A hardwood floor can enhance the look of just about any room when it’s selected and finished with care. It’s those last qualifications that make all the difference, though. The only sure way to end up with a bad-looking hardwood floor is by picking out the wrong one for your needs and tastes.

A little time spent familiarizing yourself with your various options in hardwood flooring will go a long way toward ensuring a good match-up between your room and your new floor. Here are the most important product categories to consider in the contemporary hardwood floor market:

Unfinished Wood Flooring

As the name suggests, this is flooring material supplied to you with several important finishing steps left undone. Unfinished flooring will need to be sanded, buffed, stained, and coated in place after you install it.
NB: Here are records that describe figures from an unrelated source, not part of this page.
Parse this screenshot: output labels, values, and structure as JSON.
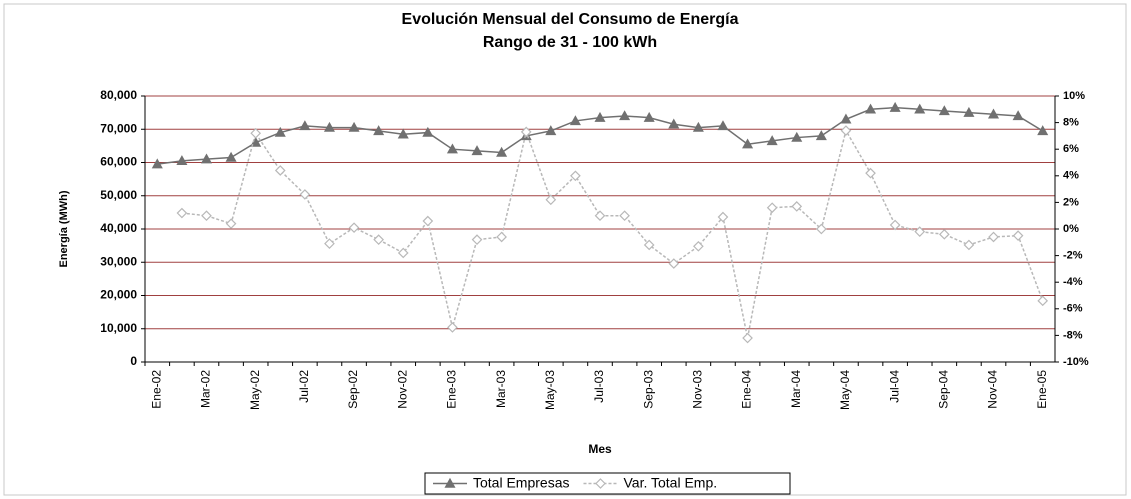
{
  "chart_data": {
    "type": "line",
    "title": "Evolución Mensual del Consumo de Energía",
    "subtitle": "Rango de 31 - 100 kWh",
    "x_label": "Mes",
    "y_label": "Energía (MWh)",
    "categories": [
      "Ene-02",
      null,
      "Mar-02",
      null,
      "May-02",
      null,
      "Jul-02",
      null,
      "Sep-02",
      null,
      "Nov-02",
      null,
      "Ene-03",
      null,
      "Mar-03",
      null,
      "May-03",
      null,
      "Jul-03",
      null,
      "Sep-03",
      null,
      "Nov-03",
      null,
      "Ene-04",
      null,
      "Mar-04",
      null,
      "May-04",
      null,
      "Jul-04",
      null,
      "Sep-04",
      null,
      "Nov-04",
      null,
      "Ene-05"
    ],
    "series": [
      {
        "name": "Total Empresas",
        "color": "#707070",
        "marker": "triangle",
        "values": [
          59500,
          60500,
          61000,
          61500,
          66000,
          69000,
          71000,
          70500,
          70500,
          69500,
          68500,
          69000,
          64000,
          63500,
          63000,
          68000,
          69500,
          72500,
          73500,
          74000,
          73500,
          71500,
          70500,
          71000,
          65500,
          66500,
          67500,
          68000,
          73000,
          76000,
          76500,
          76000,
          75500,
          75000,
          74500,
          74000,
          69500
        ]
      },
      {
        "name": "Var. Total Emp.",
        "color": "#b8b8b8",
        "marker": "diamond",
        "axis": "y2",
        "values": [
          null,
          1.2,
          1.0,
          0.4,
          7.2,
          4.4,
          2.6,
          -1.1,
          0.1,
          -0.8,
          -1.8,
          0.6,
          -7.4,
          -0.8,
          -0.6,
          7.3,
          2.2,
          4.0,
          1.0,
          1.0,
          -1.2,
          -2.6,
          -1.3,
          0.9,
          -8.2,
          1.6,
          1.7,
          0.0,
          7.4,
          4.2,
          0.3,
          -0.2,
          -0.4,
          -1.2,
          -0.6,
          -0.5,
          -5.4
        ]
      }
    ],
    "ylim": [
      0,
      80000
    ],
    "yticks": [
      0,
      {
        "value": 10000,
        "label": "10,000"
      },
      {
        "value": 20000,
        "label": "20,000"
      },
      {
        "value": 30000,
        "label": "30,000"
      },
      {
        "value": 40000,
        "label": "40,000"
      },
      {
        "value": 50000,
        "label": "50,000"
      },
      {
        "value": 60000,
        "label": "60,000"
      },
      {
        "value": 70000,
        "label": "70,000"
      },
      {
        "value": 80000,
        "label": "80,000"
      }
    ],
    "y2lim": [
      -10,
      10
    ],
    "y2ticks": [
      {
        "value": -10,
        "label": "-10%"
      },
      {
        "value": -8,
        "label": "-8%"
      },
      {
        "value": -6,
        "label": "-6%"
      },
      {
        "value": -4,
        "label": "-4%"
      },
      {
        "value": -2,
        "label": "-2%"
      },
      {
        "value": 0,
        "label": "0%"
      },
      {
        "value": 2,
        "label": "2%"
      },
      {
        "value": 4,
        "label": "4%"
      },
      {
        "value": 6,
        "label": "6%"
      },
      {
        "value": 8,
        "label": "8%"
      },
      {
        "value": 10,
        "label": "10%"
      }
    ],
    "grid": true,
    "grid_color": "#a04040",
    "legend": "bottom"
  }
}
At first glance, this might seem like a big disadvantage. Why buy a product that requires a significant labor investment when you know you have much easier options available to you?

Unfinished wood floors actually have a lot to recommend them. For instance, they’re ideal for installation in cases where you’re not yet sure what finish will be right for your needs. Say you’re building out or renovating a block of condominiums, for example. Installing prefinished wood floors would set constraints on the decorating options available to your future buyers. You wouldn’t want to lose out on a sale because your floors don’t match a buyer’s furniture!

Instead of resorting to complete replacement of a brand-new floor in a situation like this, an unfinished wood floor leaves the widest possible range of options available to the final owner of the space. The color and polish of an unfinished wood floor can be adjusted quite dramatically depending on how it is stained and finished.

Prefinished Wood Flooring

Prefinished flooring is now probably the most common and popular type of hardwood flooring product being sold. In this case, all of the sanding, finishing, and sealing work is done for you before you buy the flooring. All you need to handle is the installation.

The major advantage offered by this type of flooring is speed and simplicity of installation. Once you pick out the finish that best suits your rooms, putting down your floors is relatively easy. Also, prefinished wood flooring removes any uncertainty about what the end result will look like.

Solid Wood Flooring

This was once an extremely popular type of hardwood floor, but it’s being installed less and less today. This type of flooring is hard to work with; installation, removal, and refinishing are all labour-intensive processes. Solid wood floors do offer exceptional durability, though. The three main types of solid floors are plank, strip, and parquet.

Engineered Wood Flooring

In an engineered wood floor, the product you’re installing is built up out several different layers of material, including natural wood veneers. One of the biggest benefits offered by an engineered floor is the opportunity to combine multiple materials into one floor and thereby enjoy multiple benefits.

Say, for example, you are installing a new floor in a room where you know you’ll have birch furniture. A top layer of birch will help your floor match your furniture, but with an engineered floor you could combine that birch with the unbeatable durability of oak layers further down.

Another significant advantage offered by engineered hardwood is exceptional stability and durability in harsh environments. Engineered wood holds up wonderfully to high humidity levels, high temperatures, and other stressful conditions. Engineered wood floors can be installed in spaces where normal hardwoods would deteriorate rapidly, including basements.

Acrylic Impregnated Wood Flooring

An acrylic wood floor is a special form of a prefinished hardwood floor. What distinguishes it from other products is the way in which it is finished. Extremely high pressure is used to force acrylic and pigments into the pores of the wood itself when creating acrylic flooring. This gives it a notably durable finish.

The deep penetration of the pigments into acrylic flooring means there is less chance of its color changing or fading over time. The acrylic content also helps these floors stand up to the roughest treatment and harshest environmental conditions.